The tandem disk harrow is the most commonly used tillage implement in the Corn Belt. Typically, the disk harrow is followed by a field cultivator for final seedbed preparation.
About 40 to 70% of the residue generally remains on the surface after a single disking of corn, grain sorghum or wheat residue. Generally, disking corn or grain sorghum residue more than twice buries too much residue for effective erosion control. One disking is adequate if using a field cultivator for final seedbed preparation. However, in fragile residue, even a single pass with any commonly used tillage implement does not leave enough residue for substantial erosion control.
Fall disking saves time in the spring but the erosion potential from wind and rain increases, while snow entrapment decreases. A spring disk system minimizes erosion during the winter and is well suited to adequately drained and lighter textured soils.

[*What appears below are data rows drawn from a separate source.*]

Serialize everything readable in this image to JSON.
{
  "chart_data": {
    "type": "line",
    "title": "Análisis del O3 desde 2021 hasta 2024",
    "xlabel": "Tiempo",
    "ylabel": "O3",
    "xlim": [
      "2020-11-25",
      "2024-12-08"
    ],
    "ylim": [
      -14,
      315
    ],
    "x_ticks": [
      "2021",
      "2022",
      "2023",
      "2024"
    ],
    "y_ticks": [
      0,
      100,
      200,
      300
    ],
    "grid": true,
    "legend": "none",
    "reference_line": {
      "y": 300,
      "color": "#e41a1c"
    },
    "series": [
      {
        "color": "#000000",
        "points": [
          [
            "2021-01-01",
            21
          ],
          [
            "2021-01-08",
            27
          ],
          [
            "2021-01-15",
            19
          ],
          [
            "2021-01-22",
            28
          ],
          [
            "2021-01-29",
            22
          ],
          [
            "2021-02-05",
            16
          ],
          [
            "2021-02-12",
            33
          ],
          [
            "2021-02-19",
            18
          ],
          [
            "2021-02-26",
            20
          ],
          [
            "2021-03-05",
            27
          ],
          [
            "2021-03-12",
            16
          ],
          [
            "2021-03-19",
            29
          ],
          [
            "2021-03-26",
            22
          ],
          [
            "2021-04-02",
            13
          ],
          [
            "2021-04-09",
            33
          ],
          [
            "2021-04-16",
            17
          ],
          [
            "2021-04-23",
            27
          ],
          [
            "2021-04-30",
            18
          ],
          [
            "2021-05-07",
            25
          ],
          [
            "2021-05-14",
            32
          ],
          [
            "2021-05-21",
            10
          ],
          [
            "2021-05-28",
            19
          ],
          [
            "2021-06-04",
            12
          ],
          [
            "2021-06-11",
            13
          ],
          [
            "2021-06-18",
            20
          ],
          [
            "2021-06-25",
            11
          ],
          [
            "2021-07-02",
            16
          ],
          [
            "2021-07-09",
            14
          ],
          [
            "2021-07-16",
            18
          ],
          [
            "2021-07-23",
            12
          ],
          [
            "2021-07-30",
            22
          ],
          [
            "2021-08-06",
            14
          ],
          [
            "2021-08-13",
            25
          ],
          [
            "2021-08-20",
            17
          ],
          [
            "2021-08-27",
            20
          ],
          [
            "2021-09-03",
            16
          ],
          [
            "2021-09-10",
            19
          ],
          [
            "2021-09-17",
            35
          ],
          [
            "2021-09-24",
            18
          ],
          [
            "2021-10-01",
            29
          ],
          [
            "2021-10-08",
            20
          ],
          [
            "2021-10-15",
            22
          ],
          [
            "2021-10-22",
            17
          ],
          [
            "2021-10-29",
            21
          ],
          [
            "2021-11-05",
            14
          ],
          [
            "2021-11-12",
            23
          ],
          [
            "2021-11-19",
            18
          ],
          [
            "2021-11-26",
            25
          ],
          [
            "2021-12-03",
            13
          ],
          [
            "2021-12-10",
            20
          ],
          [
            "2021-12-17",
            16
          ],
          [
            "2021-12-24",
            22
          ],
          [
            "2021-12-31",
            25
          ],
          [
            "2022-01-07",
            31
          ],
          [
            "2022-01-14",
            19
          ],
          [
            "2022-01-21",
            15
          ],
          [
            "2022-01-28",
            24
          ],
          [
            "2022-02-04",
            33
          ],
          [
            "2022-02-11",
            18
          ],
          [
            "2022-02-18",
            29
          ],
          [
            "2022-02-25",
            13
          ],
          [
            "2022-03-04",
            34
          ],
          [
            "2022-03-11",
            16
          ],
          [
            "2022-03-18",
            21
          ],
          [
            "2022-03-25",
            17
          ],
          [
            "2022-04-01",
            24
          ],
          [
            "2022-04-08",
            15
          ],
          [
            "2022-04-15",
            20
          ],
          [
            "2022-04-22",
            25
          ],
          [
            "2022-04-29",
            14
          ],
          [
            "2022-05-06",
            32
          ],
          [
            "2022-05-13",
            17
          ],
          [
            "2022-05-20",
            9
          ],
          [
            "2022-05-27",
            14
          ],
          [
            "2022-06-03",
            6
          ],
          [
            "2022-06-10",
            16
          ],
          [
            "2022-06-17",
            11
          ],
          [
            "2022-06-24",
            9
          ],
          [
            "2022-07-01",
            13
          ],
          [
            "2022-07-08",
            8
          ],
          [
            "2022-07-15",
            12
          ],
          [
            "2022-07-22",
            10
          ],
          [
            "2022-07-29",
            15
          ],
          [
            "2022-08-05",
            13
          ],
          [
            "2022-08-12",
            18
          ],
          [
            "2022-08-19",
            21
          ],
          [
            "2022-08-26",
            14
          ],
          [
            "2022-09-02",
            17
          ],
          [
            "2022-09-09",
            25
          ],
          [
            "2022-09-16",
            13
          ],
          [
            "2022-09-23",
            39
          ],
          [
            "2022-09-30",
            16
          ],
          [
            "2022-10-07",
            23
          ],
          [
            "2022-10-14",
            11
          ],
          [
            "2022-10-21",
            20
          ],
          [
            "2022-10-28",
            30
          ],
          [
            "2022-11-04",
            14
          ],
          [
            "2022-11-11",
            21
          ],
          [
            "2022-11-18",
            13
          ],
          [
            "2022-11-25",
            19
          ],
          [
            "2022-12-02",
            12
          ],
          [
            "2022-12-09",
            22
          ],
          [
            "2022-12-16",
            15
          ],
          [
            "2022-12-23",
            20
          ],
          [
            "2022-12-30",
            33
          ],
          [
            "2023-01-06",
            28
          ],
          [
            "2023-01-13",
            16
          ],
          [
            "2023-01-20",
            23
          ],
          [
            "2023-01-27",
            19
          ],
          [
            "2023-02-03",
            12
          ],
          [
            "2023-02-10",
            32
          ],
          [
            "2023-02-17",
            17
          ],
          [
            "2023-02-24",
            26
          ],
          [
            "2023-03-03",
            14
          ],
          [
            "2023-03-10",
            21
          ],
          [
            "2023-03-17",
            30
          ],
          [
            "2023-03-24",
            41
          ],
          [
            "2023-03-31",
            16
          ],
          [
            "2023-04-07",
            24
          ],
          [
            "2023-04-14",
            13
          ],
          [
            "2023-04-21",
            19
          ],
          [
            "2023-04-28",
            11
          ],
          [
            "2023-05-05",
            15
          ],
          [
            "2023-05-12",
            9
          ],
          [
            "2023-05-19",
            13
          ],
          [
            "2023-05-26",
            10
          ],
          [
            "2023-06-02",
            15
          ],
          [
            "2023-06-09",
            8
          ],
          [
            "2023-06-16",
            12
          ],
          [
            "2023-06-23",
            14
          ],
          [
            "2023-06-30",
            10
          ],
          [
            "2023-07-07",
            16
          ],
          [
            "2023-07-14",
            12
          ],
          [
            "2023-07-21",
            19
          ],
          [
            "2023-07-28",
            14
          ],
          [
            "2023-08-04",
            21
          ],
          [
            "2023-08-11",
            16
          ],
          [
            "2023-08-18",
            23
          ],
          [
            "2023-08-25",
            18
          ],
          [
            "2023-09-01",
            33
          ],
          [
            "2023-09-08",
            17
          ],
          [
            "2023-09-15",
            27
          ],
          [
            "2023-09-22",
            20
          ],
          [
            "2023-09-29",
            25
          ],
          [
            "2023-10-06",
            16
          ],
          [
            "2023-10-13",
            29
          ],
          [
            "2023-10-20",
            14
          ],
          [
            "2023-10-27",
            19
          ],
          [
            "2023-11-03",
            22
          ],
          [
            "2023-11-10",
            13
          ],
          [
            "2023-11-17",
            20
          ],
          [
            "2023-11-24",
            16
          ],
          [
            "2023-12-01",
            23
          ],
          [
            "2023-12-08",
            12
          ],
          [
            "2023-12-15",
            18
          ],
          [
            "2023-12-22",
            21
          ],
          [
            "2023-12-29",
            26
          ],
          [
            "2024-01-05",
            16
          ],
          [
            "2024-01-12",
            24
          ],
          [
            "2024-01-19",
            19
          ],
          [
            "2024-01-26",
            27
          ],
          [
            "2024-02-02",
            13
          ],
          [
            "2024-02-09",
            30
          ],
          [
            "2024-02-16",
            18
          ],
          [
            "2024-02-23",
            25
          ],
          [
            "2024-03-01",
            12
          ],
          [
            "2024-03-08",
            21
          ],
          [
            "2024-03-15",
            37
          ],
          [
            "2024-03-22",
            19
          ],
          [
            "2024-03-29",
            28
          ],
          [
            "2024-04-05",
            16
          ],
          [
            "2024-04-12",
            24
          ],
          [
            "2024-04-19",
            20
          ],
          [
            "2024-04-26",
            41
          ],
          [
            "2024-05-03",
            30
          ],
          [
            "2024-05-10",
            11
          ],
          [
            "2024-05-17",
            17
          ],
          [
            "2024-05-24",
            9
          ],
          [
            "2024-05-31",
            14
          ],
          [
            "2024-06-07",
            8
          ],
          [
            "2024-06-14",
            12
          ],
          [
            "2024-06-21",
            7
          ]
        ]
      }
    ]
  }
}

A disk incorporates herbicides and other surface applied products. A common problem is disking when soils are too wet. Disking wet soils results in non-uniform incorporation, creates clods that require additional tillage operations, and leaves a compacted soil layer below the depth of disking that can restrict root growth and reduce yields, especially in dry years.
A field cultivator accomplishes secondary tillage immediately preceding planting. The amount of residue covered by a field cultivator depends on the amount of time and weathering since the primary tillage operation. If field cultivation occurs two to three days after primary tillage, the field cultivator may not reduce the residue any further. In some circumstances, particularly with corn residue, field cultivation soon after primary tillage redistributes residue and may slightly improve percent coverage. On the other hand, if time between primary tillage and field cultivation allows for some decomposition, a field cultivator significantly reduces residue cover.
One pass of a field cultivator or combination tillage implement is an alternative to a disk. The most common one-pass tillage system is used in soybean residue. While a one-pass system is successful in terms of yield and reduced costs compared to more intensive tillage, there is not enough soybean residue to effectively reduce soil losses on fields prone to erosion.